In the UK there are two main types of crowdfunding:
This is mainly used for funding start-ups and each investor receives an equity stake in the company;
This is not used for start-ups, the company has to be at least two years old and the money is a loan over 6 months,1, 2, 3 or 5 years.
The main benefit of crowdfunding, other than raising much needed capital, is that it creates a strong network of support for your company. The equity model is especially good at creating ambassadors for your brand, promoting it amongst their networks, family and friends and often becoming returning customers themselves.
How does it work?
Although the rules differ from site to site, generally an entrepreneur will pitch his/her idea, set a fundraising goal and set a deadline for raising funds. Potential lenders or investors can review the pitches and decide if there are any they would like to support. Many entrepreneurs will also offer incentives to investors in the form of discounts and special offers. If the total required is not raised then the funding does not go ahead.
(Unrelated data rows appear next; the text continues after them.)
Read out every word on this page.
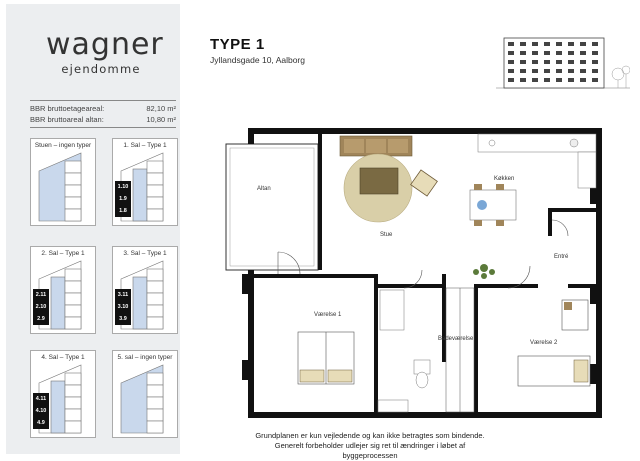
wagner
ejendomme
BBR bruttoetageareal:	82,10 m²
BBR bruttoareal altan:	10,80 m²
Stuen – ingen typer	1. Sal – Type 1
1.10
1.9
1.8
2. Sal – Type 1
2.11
2.10
2.9
3. Sal – Type 1
3.11
3.10
3.9
4. Sal – Type 1
4.11
4.10
4.9
5. sal – ingen typer
TYPE 1
Jyllandsgade 10, Aalborg
Altan
Stue
Køkken
Entré
Værelse 1
Badeværelse
Værelse 2
Grundplanen er kun vejledende og kan ikke betragtes som bindende.
Generelt forbeholder udlejer sig ret til ændringer i løbet af byggeprocessen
The procedure for a lending crowdfunding site is not quite the same. On these sites you have to decide what interest rate you want to receive and then you bid for a portion of the loan. A common mistake is for the loan applicants, when they see that they have achieved 100% funding, to take the money before the auction has actually finished. This results in them paying a higher interest rate than they need to.
It must be remembered that this is an auction and when 100% of the funds have been raised, other potential lenders have to bid a lower interest rate to participate. I have seen loan rates decrease by over 2% in the last hours of an auction. So for the best results wait until the end of the auction before you take the funds raised.
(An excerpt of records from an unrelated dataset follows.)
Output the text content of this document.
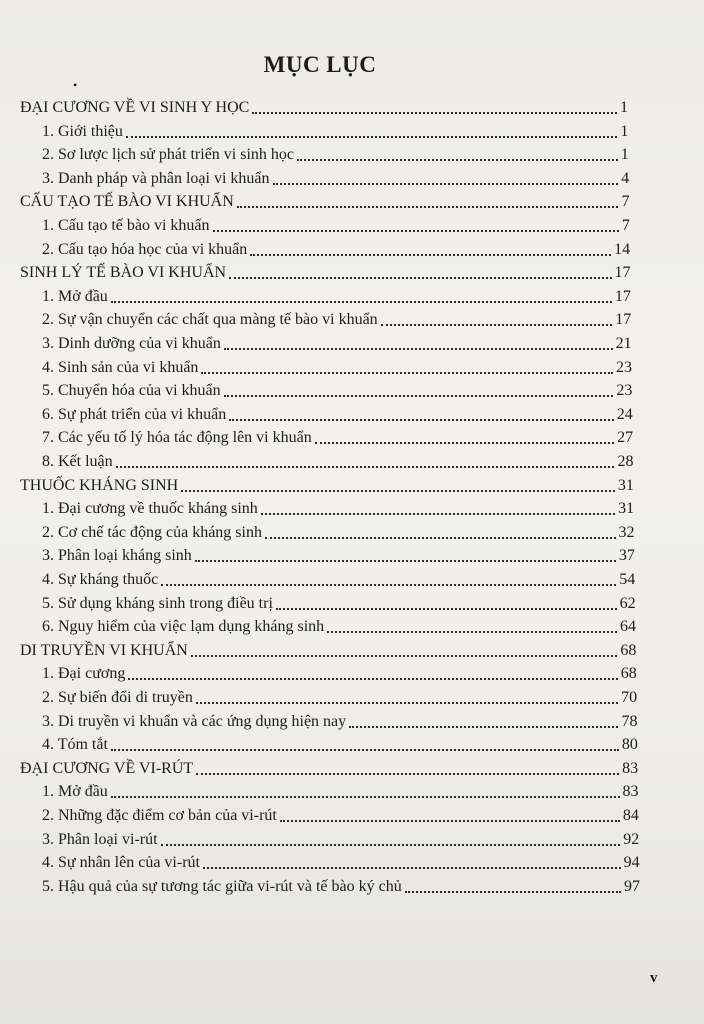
MỤC LỤC
•
ĐẠI CƯƠNG VỀ VI SINH Y HỌC	1
1. Giới thiệu	1
2. Sơ lược lịch sử phát triển vi sinh học	1
3. Danh pháp và phân loại vi khuẩn	4
CẤU TẠO TẾ BÀO VI KHUẨN	7
1. Cấu tạo tế bào vi khuẩn	7
2. Cấu tạo hóa học của vi khuẩn	14
SINH LÝ TẾ BÀO VI KHUẨN	17
1. Mở đầu	17
2. Sự vận chuyển các chất qua màng tế bào vi khuẩn	17
3. Dinh dưỡng của vi khuẩn	21
4. Sinh sản của vi khuẩn	23
5. Chuyển hóa của vi khuẩn	23
6. Sự phát triển của vi khuẩn	24
7. Các yếu tố lý hóa tác động lên vi khuẩn	27
8. Kết luận	28
THUỐC KHÁNG SINH	31
1. Đại cương về thuốc kháng sinh	31
2. Cơ chế tác động của kháng sinh	32
3. Phân loại kháng sinh	37
4. Sự kháng thuốc	54
5. Sử dụng kháng sinh trong điều trị	62
6. Nguy hiểm của việc lạm dụng kháng sinh	64
DI TRUYỀN VI KHUẨN	68
1. Đại cương	68
2. Sự biến đổi di truyền	70
3. Di truyền vi khuẩn và các ứng dụng hiện nay	78
4. Tóm tắt	80
ĐẠI CƯƠNG VỀ VI-RÚT	83
1. Mở đầu	83
2. Những đặc điểm cơ bản của vi-rút	84
3. Phân loại vi-rút	92
4. Sự nhân lên của vi-rút	94
5. Hậu quả của sự tương tác giữa vi-rút và tế bào ký chủ	97
v
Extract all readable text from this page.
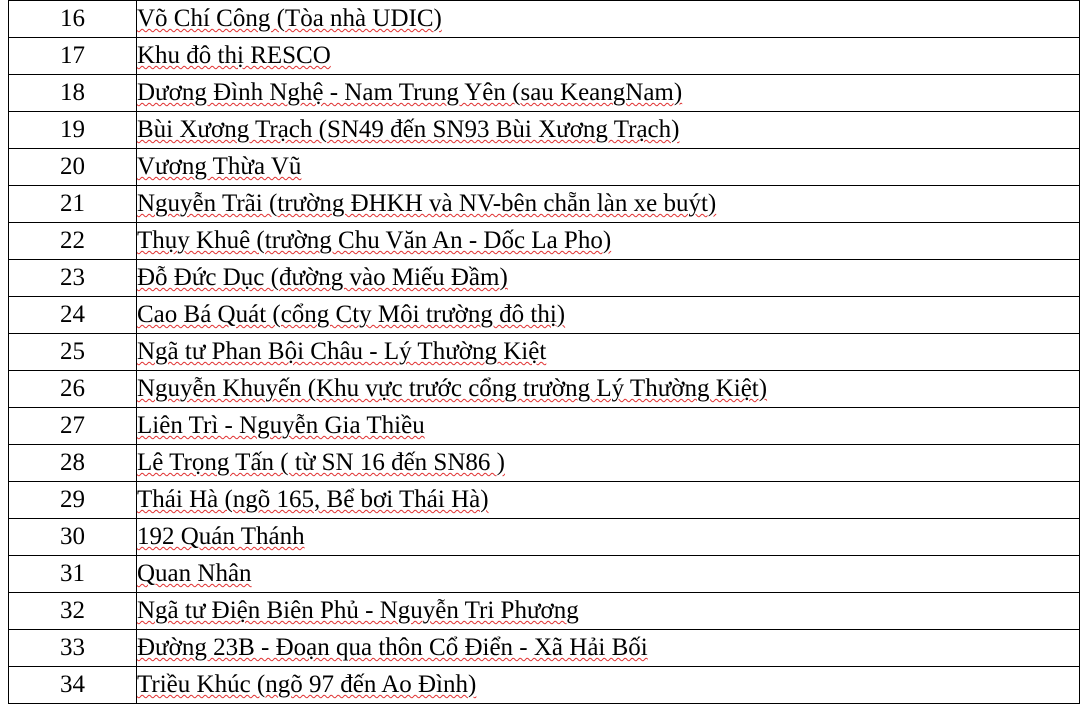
16	Võ Chí Công (Tòa nhà UDIC)
17	Khu đô thị RESCO
18	Dương Đình Nghệ - Nam Trung Yên (sau KeangNam)
19	Bùi Xương Trạch (SN49 đến SN93 Bùi Xương Trạch)
20	Vương Thừa Vũ
21	Nguyễn Trãi (trường ĐHKH và NV-bên chẵn làn xe buýt)
22	Thụy Khuê (trường Chu Văn An - Dốc La Pho)
23	Đỗ Đức Dục (đường vào Miếu Đầm)
24	Cao Bá Quát (cổng Cty Môi trường đô thị)
25	Ngã tư Phan Bội Châu - Lý Thường Kiệt
26	Nguyễn Khuyến (Khu vực trước cổng trường Lý Thường Kiệt)
27	Liên Trì - Nguyễn Gia Thiều
28	Lê Trọng Tấn ( từ SN 16 đến SN86 )
29	Thái Hà (ngõ 165, Bể bơi Thái Hà)
30	192 Quán Thánh
31	Quan Nhân
32	Ngã tư Điện Biên Phủ - Nguyễn Tri Phương
33	Đường 23B - Đoạn qua thôn Cổ Điển - Xã Hải Bối
34	Triều Khúc (ngõ 97 đến Ao Đình)
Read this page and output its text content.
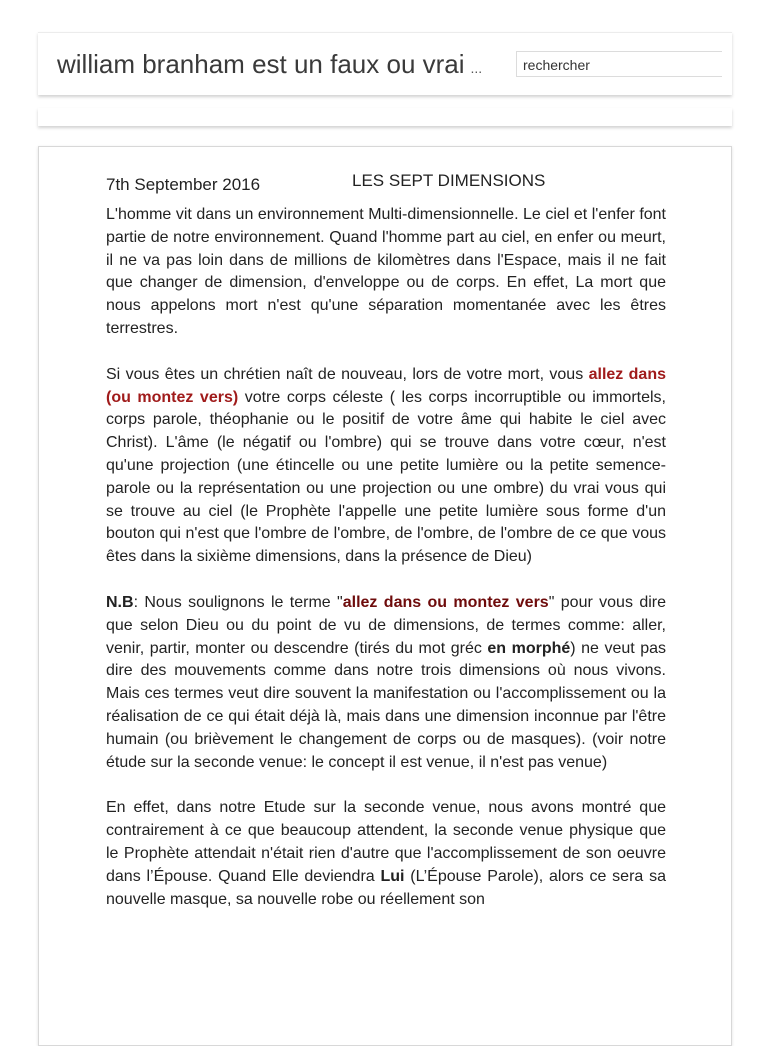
william branham est un faux ou vrai ...
rechercher
7th September 2016	LES SEPT DIMENSIONS

L'homme vit dans un environnement Multi-dimensionnelle. Le ciel et l'enfer font partie de notre environnement. Quand l'homme part au ciel, en enfer ou meurt, il ne va pas loin dans de millions de kilomètres dans l'Espace, mais il ne fait que changer de dimension, d'enveloppe ou de corps. En effet, La mort que nous appelons mort n'est qu'une séparation momentanée avec les êtres terrestres.

Si vous êtes un chrétien naît de nouveau, lors de votre mort, vous allez dans (ou montez vers) votre corps céleste ( les corps incorruptible ou immortels, corps parole, théophanie ou le positif de votre âme qui habite le ciel avec Christ). L'âme (le négatif ou l'ombre) qui se trouve dans votre cœur, n'est qu'une projection (une étincelle ou une petite lumière ou la petite semence-parole ou la représentation ou une projection ou une ombre) du vrai vous qui se trouve au ciel (le Prophète l'appelle une petite lumière sous forme d'un bouton qui n'est que l'ombre de l'ombre, de l'ombre, de l'ombre de ce que vous êtes dans la sixième dimensions, dans la présence de Dieu)

N.B: Nous soulignons le terme "allez dans ou montez vers" pour vous dire que selon Dieu ou du point de vu de dimensions, de termes comme: aller, venir, partir, monter ou descendre (tirés du mot gréc en morphé) ne veut pas dire des mouvements comme dans notre trois dimensions où nous vivons. Mais ces termes veut dire souvent la manifestation ou l'accomplissement ou la réalisation de ce qui était déjà là, mais dans une dimension inconnue par l'être humain (ou brièvement le changement de corps ou de masques). (voir notre étude sur la seconde venue: le concept il est venue, il n'est pas venue)

En effet, dans notre Etude sur la seconde venue, nous avons montré que contrairement à ce que beaucoup attendent, la seconde venue physique que le Prophète attendait n'était rien d'autre que l'accomplissement de son oeuvre dans l’Épouse. Quand Elle deviendra Lui (L’Épouse Parole), alors ce sera sa nouvelle masque, sa nouvelle robe ou réellement son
How do I choose which crowdfunding site to use?
There are many sites to choose from and more are appearing all the time so here are six top tips:
- Choose the right site – do you want equity or debt?
- Know your target audience and pitch accordingly;
- Plan ahead – a first class business plan is essential, good special offers for the investors are important and make certain you keep the interest going and have news items ready for each week of the investment cycle;
- Be passionate – include images and think seriously about a video to really get your message across;
- Make certain you explain exactly how the money is going to be spent;
- Do not leave it to the crowdfunding site to find all your investors for you. Leverage all your family and friends and publicise it on all your social networks. No one wants to be first to invest so make certain that a family member invests a small amount right at the beginning and keep the momentum going. It is easy to get investors at the end but difficult to get them at the beginning.
If you are a small start-up with a product that can catch the general public’s imagination then equity crowdfunding may be the simplest and only way you may get your company up and running. If you are an established company but the bank will not lend to you, then debt crowdfunding could be the answer. Crowdfunding is still only a small part of the fundraising scene in the UK, but it is growing fast and if the banks are not careful they will soon start to see a dent in their customer base. If you need funding then it is certainly worth your while looking into crowdfunding.